Typically, because the ball is up against the collar of the rough and the fringe. It’s hard to hit a normal putt since the grass is so thick and chipping might be difficult too.
This is why a toe putt (assuming you have a blade putter) can help you out. The ball pops out like a chip shot then rolls like a putt – it’s the best of both worlds.
In practice test out this shot too and follow these steps:
- Maintain the same grip but twist the putter so you’re hitting it with the toe not the face.
- Make sure to take your normal putting stance so you’re more upright over the ball than a pitch shot.
- Get more weight to your lead side so you can hit the ball with a descending blow and have it pop out of the grass.
- Hinge your wrists slightly and try to “stab” the ball to get it out and roll on the green. Expect the shot to come out “hot” and fast so plan accordingly.
Ideally, this shot should only try to go a few feet in the air then start rolling like a putt. Maybe you’ll make it and have a memory for life!
I recently played in a golf tournament and the 4th hole had my number. I missed it right in the trees several times and one time I was faced with this awkward situation.
The ball was right next to a bush and there was no way I could hit it right-handed. But the lie was good and had a clear area to chip out plus the drop wasn’t very good so I decided to go left-handed.
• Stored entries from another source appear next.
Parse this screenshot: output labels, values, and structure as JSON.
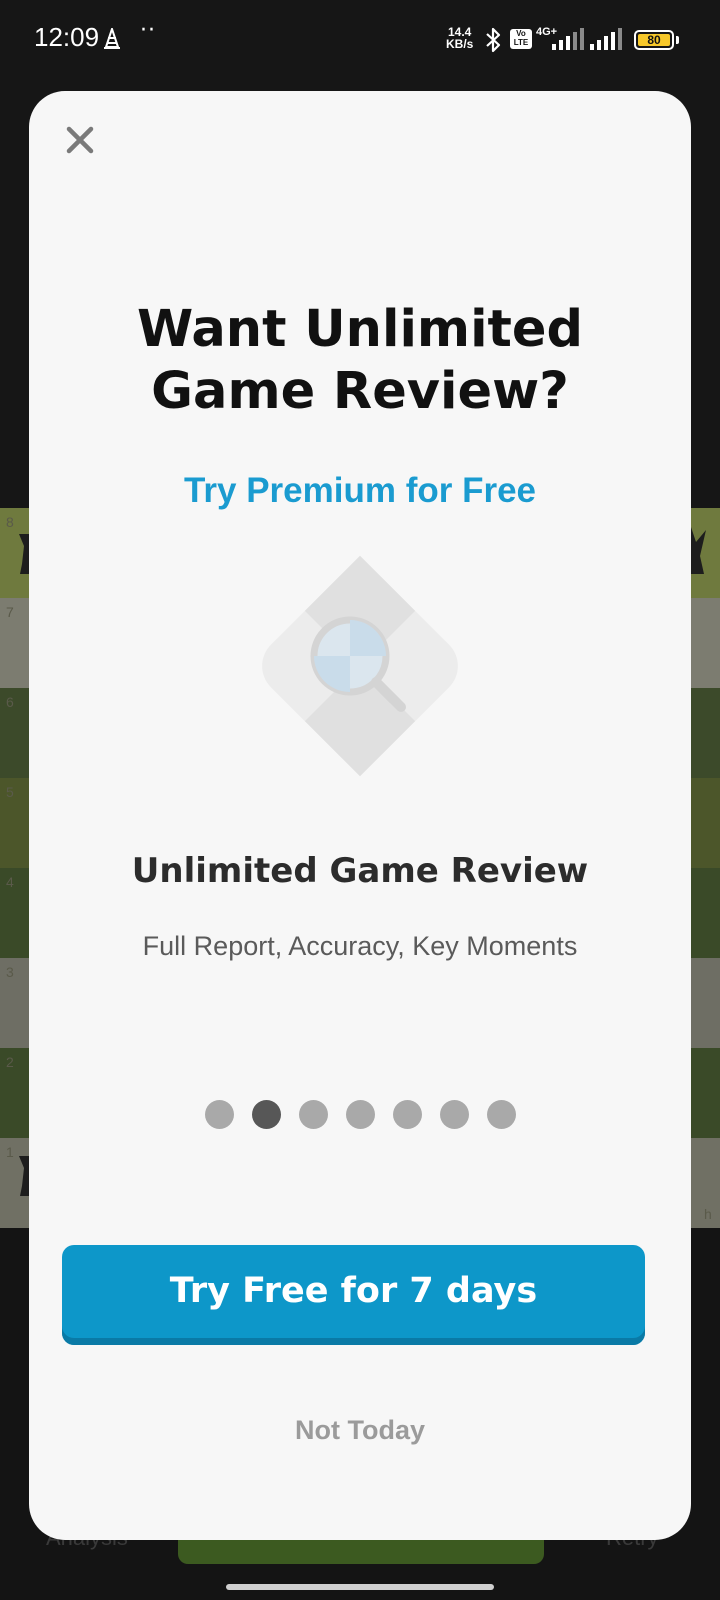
{
  "status_bar": {
    "time": "12:09",
    "notification_icon": "caution-cone-icon",
    "more_indicator": "··",
    "net_speed_value": "14.4",
    "net_speed_unit": "KB/s",
    "bluetooth_icon": "bluetooth-icon",
    "volte_label_top": "Vo",
    "volte_label_bottom": "LTE",
    "network_type": "4G+",
    "battery_level": "80",
    "battery_color": "#f7c82a"
  },
  "background": {
    "rank_labels": [
      "8",
      "7",
      "6",
      "5",
      "4",
      "3",
      "2",
      "1"
    ],
    "file_label": "h",
    "bottom_left_label": "Analysis",
    "bottom_right_label": "Retry"
  },
  "modal": {
    "close_icon": "close-icon",
    "title": "Want Unlimited\nGame Review?",
    "subtitle": "Try Premium for Free",
    "subtitle_color": "#1a9bd0",
    "feature": {
      "icon": "game-review-magnifier-icon",
      "title": "Unlimited Game Review",
      "description": "Full Report, Accuracy, Key Moments"
    },
    "pager": {
      "total": 7,
      "active_index": 1
    },
    "primary_button": {
      "label": "Try Free for 7 days",
      "color": "#0d97c9"
    },
    "secondary_link": "Not Today"
  }
}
My goal was to chip the shot about 30 yards into the fairway so I could attempt a good third shot. I followed the steps above, taking my time and practicing and executing it. Unfortunately, I hit it too well and went through the fairway but wasn’t in any trouble.
This gave me a good third shot into the green and nearly saved par but the putt didn’t drop. Thankfully I had practiced this a few times at the driving range to get the hang of it.
Golf will keep testing you until the end of time so make sure to practice all types of shots on the range. Including left-handed (or right-handed if you’re a lefty) so you’re ready to escape trouble on the course.
While it’s a fun shot to pull off, it’s not always the right move. If the lie or stance is terrible and the drop + penalty shot is better, take it. Use course management skills to avoid blowup holes and big numbers that derail your round.
Finally, don’t forget to practice this shot on the driving range alongside others to have more options on the course.